Things ran like a machine until they didn’t.
Newer product lines had longer lead times. One customer brought in custom SKUs. And suddenly, the smooth system cracked:
Orders were fulfilled late.
Team leaders avoided escalation.
Everyone assumed someone else was fixing the glitch.
The culprit wasn’t laziness or bad tech; it was the belief that "our system works" and that "this isn’t chaos; rather, it’s just a bad month." But really, they were experiencing what I call the cement trap when yesterday’s systems become today’s blind spots.
Why this happens so often
In Indian SMEs, loyalty and jugaad often make up for a lack of structure in the early stages. But once things click, a kind of reverence sets in:
"This workflow saved us during GST chaos."
· "This format was built by my most trusted guy."
"This vendor list has served us since 2018."
So we hesitate to update, or worse, we pretend not to see the cracks. But scale, like nature, needs pruning. Left untouched, even the best-designed processes start to decay. And because these systems don’t collapse overnight, we delay. Until one day, the thing that brought us stability becomes the thing holding us back.
A quick self-check
Whether you’re a founder, a CXO, or just the person who “keeps things running”, ask yourself:
What’s a system you haven’t touched in 12 months?
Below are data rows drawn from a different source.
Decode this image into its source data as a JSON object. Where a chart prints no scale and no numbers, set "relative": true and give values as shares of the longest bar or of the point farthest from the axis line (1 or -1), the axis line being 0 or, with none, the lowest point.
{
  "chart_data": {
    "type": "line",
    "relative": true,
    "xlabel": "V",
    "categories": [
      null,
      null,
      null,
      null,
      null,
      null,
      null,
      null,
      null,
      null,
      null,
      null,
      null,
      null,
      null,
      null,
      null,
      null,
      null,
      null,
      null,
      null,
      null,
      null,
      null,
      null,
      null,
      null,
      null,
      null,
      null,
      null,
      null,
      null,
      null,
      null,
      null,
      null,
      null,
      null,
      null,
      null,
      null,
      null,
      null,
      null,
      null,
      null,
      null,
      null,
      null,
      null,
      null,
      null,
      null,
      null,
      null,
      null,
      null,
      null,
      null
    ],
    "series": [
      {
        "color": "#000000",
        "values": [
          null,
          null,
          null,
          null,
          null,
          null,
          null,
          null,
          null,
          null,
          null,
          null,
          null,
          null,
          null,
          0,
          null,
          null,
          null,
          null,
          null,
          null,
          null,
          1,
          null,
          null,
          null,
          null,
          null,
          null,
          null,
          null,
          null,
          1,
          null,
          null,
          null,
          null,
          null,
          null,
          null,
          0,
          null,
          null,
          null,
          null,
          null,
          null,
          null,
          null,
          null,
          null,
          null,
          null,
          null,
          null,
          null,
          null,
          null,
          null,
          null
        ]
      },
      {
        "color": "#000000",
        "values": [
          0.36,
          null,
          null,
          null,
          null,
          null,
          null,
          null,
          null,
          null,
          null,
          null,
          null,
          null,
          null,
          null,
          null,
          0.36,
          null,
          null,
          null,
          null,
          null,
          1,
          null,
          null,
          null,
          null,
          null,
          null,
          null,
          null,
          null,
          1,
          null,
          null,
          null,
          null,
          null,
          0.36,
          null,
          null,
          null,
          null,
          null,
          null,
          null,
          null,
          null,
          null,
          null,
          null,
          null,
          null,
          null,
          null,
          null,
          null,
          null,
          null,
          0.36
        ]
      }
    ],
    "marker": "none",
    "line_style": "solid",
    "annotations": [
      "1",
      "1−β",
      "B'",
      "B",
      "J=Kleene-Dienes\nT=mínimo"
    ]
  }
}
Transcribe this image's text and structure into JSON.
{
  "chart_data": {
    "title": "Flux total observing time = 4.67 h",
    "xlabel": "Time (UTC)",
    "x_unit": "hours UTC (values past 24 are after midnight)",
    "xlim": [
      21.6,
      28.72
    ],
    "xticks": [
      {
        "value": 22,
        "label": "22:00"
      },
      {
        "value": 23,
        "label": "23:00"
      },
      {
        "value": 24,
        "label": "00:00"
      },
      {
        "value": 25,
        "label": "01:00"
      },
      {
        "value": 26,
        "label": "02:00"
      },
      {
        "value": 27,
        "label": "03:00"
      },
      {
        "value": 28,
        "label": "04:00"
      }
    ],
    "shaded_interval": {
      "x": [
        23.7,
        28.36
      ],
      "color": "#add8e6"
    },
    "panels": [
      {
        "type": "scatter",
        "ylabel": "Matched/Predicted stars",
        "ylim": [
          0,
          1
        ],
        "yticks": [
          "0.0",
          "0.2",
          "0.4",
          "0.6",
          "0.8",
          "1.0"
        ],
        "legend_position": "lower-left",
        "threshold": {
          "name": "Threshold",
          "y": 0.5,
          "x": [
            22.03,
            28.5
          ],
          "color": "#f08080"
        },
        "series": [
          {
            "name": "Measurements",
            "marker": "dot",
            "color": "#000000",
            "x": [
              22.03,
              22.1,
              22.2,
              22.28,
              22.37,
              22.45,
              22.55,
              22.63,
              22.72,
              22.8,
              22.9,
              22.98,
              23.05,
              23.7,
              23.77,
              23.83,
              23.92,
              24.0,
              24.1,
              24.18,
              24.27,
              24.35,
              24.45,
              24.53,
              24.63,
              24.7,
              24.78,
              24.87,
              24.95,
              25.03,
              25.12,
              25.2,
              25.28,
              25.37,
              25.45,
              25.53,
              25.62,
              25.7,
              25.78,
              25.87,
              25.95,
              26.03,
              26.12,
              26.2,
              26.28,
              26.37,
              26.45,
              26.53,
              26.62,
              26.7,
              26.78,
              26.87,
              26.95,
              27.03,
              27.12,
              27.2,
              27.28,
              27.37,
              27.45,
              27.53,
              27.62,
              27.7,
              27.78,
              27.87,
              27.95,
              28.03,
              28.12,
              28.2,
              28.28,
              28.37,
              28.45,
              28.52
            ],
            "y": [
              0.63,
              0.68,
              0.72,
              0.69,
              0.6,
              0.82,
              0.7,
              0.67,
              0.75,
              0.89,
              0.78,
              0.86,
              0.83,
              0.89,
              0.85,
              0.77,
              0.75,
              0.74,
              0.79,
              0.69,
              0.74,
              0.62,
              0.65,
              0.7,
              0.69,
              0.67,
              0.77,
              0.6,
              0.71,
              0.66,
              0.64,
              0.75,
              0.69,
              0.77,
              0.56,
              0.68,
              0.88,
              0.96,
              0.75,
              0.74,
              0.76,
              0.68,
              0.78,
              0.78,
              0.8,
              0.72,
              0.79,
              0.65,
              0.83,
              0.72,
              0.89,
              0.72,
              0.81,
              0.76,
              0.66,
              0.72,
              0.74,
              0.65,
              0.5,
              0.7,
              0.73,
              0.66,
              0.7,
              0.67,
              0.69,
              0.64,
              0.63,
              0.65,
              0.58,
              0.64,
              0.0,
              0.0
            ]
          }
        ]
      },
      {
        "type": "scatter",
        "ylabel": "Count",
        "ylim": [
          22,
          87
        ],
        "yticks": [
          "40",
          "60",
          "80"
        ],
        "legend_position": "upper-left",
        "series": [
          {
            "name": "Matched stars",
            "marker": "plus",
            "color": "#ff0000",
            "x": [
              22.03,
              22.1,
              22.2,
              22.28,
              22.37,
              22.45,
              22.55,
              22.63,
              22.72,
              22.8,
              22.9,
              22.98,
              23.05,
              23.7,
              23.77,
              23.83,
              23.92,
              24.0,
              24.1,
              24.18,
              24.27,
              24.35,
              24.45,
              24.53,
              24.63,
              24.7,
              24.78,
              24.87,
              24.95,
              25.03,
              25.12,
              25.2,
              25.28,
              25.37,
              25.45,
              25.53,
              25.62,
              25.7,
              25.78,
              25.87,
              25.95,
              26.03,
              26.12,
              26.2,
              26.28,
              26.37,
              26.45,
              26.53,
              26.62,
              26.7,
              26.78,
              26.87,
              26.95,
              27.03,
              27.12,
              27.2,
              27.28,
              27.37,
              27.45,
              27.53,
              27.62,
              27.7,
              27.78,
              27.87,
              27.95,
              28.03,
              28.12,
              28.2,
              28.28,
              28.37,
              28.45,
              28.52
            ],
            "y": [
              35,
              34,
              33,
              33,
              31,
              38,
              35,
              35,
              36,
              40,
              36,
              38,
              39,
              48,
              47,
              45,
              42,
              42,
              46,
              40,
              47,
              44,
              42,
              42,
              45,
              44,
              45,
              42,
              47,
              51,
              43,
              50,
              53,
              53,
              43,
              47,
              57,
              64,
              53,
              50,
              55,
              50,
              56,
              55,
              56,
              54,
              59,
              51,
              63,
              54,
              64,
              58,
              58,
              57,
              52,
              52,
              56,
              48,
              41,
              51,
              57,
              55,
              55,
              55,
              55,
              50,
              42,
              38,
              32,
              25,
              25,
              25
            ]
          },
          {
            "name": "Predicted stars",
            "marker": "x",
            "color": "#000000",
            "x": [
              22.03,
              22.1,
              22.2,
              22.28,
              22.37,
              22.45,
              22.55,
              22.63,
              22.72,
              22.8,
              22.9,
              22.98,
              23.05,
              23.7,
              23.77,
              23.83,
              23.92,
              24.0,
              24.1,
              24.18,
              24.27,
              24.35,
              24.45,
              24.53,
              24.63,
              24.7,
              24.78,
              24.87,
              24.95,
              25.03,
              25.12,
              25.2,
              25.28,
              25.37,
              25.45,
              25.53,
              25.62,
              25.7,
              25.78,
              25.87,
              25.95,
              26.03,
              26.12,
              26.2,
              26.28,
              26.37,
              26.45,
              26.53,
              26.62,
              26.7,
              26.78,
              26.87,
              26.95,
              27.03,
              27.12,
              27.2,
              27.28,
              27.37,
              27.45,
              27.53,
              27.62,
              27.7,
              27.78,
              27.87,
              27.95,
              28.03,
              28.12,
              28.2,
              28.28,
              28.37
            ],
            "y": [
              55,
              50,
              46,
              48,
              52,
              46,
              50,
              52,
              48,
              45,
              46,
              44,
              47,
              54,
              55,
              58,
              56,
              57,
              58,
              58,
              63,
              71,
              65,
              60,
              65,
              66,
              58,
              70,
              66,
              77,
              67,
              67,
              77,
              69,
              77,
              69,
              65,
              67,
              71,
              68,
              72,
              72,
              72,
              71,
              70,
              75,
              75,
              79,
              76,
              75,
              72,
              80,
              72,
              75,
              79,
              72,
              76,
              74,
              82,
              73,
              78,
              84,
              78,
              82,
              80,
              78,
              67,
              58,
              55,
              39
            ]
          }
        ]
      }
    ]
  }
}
Where are team members following the process but silently suffering?
Which ‘saviour tool’ is now making everyone’s job harder?
If you end up with “we’ll revisit it after the next quarter”, you’re in cement territory.
The invisible system behind the system
There’s one idea we’ve seen again and again in our work with growing Indian businesses:
Every smooth system creates an invisible meta-system – a set of unspoken habits, assumptions, and silences that sit beneath the surface.
We call this the Fallback Loop. It happens when people stop evolving a system because it once saved them. Instead of updating it, they just work around it. Or worse, protect it. The team doesn’t push back, the founder doesn’t re-question, and new hires inherit but never challenge. And suddenly, the loop is locked.
So what’s the antidote?
You don’t need to break everything; you just need to breathe life back into your systems.
Here’s how:
Schedule success reviews, not just failure retros.
Time-box each system’s expiry: "Let’s assume this SOP lasts 6 months."
Nominate a rotating sceptic … someone to question the sacred cows every quarter
Most importantly, make it cultural. In healthy teams, improvement isn’t a fix. It’s a ritual.
Remember, success is not the end of chaos. Sometimes, it’s the beginning of complacency.